Live feed from Bloomberg today:
The European Central Bank said it can’t release files showing how Greece may have used derivatives to hide its borrowings because disclosure could still inflame the crisis threatening the future of the single currency.
Disclosing the files when Bloomberg News first sought them in 2010 would have “fueled negative perceptions about Greece’s ability to honor its debt,” ECB lawyer Marta Lopez Torres said at a hearing of the European Union’s General Court in Luxembourg today. “It’s the same now with Spain” which “isn’t able to borrow money,” she said. “Markets are reacting in very volatile ways. It’s affecting the euro economy.”
….. “Markets will perform better when they have transparency,” Timothy Pitt-Payne, lawyer for Bloomberg News, told the court. “The question is who knew what; and when did they know it?”
Bloomberg’s lawsuit, filed in December 2010, requested access to two internal papers drafted for the central bank’s six-member Executive Board. They show how Greece used swaps to hide its borrowings, according to a March 3, 2010, note attached to the papers and obtained by Bloomberg News.
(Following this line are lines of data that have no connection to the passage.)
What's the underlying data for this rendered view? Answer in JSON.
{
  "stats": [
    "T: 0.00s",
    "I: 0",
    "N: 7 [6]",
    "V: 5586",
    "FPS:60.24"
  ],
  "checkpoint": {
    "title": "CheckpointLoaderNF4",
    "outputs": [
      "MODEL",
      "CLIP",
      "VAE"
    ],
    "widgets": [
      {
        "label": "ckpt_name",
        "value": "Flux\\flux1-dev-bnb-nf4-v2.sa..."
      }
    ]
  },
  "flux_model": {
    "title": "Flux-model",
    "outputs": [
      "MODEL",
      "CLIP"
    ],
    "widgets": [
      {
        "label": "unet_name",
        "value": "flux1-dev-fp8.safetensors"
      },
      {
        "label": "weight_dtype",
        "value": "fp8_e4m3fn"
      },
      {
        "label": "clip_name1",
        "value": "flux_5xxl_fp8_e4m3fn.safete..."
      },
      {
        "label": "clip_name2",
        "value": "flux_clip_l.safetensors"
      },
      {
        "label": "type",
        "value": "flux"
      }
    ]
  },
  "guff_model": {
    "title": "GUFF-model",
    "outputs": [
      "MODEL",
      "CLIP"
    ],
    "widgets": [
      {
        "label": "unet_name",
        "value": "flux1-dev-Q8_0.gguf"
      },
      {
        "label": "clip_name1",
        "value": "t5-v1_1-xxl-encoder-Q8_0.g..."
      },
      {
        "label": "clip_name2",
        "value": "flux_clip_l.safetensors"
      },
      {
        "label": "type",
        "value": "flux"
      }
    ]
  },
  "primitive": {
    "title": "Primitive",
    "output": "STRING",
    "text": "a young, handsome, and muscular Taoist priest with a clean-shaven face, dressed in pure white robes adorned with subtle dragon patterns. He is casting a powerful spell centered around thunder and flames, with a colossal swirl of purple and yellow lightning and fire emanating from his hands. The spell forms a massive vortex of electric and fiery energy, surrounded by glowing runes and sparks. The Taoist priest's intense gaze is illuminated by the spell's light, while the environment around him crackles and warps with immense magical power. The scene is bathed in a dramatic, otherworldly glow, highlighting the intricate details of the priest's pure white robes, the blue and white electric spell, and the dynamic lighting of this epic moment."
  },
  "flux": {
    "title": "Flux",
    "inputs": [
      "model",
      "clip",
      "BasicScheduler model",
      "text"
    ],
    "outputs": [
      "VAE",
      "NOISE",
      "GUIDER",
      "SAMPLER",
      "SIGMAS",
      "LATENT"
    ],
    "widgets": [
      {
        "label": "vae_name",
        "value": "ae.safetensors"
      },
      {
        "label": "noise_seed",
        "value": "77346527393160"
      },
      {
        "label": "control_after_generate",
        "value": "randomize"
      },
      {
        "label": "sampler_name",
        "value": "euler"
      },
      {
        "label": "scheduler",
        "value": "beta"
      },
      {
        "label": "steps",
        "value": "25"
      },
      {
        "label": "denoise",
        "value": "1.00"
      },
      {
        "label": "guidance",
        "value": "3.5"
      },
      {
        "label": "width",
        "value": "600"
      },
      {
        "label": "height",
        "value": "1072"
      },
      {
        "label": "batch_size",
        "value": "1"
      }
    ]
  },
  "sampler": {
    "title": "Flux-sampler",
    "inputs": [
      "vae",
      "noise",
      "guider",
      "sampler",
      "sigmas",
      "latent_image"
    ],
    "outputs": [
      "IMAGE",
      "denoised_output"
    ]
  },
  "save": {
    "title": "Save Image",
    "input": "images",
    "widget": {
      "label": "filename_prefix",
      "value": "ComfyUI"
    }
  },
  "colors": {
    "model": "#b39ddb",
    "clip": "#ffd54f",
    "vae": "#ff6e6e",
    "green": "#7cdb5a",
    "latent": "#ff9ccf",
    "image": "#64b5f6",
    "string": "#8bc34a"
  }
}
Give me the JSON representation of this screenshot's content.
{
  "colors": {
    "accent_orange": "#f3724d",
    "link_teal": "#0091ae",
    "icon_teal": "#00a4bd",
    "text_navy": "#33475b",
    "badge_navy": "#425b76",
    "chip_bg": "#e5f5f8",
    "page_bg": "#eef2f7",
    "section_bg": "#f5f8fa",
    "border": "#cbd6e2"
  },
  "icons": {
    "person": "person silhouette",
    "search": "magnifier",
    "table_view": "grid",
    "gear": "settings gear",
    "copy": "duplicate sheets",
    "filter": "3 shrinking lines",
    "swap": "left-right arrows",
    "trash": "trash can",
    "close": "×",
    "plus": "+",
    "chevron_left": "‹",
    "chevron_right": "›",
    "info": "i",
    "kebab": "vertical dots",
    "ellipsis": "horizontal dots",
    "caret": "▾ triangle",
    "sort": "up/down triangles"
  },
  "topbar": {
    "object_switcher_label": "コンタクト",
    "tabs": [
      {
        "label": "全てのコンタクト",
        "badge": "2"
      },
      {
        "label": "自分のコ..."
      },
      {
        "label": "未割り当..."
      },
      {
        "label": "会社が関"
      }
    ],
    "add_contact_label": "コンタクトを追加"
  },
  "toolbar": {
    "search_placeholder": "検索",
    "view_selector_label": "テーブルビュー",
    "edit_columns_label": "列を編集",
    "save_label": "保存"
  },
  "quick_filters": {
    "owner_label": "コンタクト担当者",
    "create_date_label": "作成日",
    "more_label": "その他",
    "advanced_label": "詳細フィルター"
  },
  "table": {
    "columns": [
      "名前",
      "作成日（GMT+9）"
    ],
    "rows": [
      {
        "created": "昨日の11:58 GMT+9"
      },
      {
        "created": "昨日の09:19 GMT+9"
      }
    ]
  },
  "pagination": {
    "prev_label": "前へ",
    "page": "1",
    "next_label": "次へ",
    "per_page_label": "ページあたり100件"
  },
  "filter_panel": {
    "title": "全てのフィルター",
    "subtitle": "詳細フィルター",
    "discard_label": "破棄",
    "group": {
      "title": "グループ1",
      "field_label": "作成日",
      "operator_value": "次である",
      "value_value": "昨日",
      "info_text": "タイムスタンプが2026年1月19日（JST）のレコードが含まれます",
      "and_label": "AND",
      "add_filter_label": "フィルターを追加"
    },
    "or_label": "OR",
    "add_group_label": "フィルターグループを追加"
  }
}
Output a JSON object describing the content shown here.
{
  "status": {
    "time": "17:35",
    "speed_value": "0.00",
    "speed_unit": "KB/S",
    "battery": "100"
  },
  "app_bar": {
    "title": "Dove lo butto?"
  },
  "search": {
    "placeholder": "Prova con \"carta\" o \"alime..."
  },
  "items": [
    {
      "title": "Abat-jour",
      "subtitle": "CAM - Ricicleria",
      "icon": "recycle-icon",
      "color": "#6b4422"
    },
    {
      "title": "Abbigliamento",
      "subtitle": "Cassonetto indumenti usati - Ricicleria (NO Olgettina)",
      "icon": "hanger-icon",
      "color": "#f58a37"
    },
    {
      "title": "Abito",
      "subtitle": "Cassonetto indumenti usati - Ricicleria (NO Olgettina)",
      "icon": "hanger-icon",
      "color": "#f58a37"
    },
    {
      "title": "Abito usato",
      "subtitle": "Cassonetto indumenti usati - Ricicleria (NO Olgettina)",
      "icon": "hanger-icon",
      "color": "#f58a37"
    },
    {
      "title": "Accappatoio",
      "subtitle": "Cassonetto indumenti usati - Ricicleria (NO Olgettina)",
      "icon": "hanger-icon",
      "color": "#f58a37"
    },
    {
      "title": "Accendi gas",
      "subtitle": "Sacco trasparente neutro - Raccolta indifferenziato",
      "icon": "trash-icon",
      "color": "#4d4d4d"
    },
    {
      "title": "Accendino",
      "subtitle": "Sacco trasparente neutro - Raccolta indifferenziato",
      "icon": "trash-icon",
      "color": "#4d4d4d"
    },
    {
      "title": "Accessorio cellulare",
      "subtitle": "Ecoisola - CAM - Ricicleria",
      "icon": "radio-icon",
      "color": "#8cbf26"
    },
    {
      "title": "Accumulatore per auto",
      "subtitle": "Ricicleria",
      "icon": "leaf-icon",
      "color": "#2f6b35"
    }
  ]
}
The first document is entitled “The impact on government deficit and debt from off-market swaps: the Greek case.” The second reviews Titlos Plc, a securitization that allowed National Bank of Greece SA, the country’s biggest lender, to exchange swaps on Greek government debt for funding from the ECB, the Executive Board said in the cover note.
These documents “played a role” in shaping policy and “highlighted there were issues” when the ECB undertook a review of its eligibility criteria for collateral in its funding operations, the ECB lawyer told the court.
… Spokesmen for Goldman Sachs in London couldn’t immediately comment after the hearing.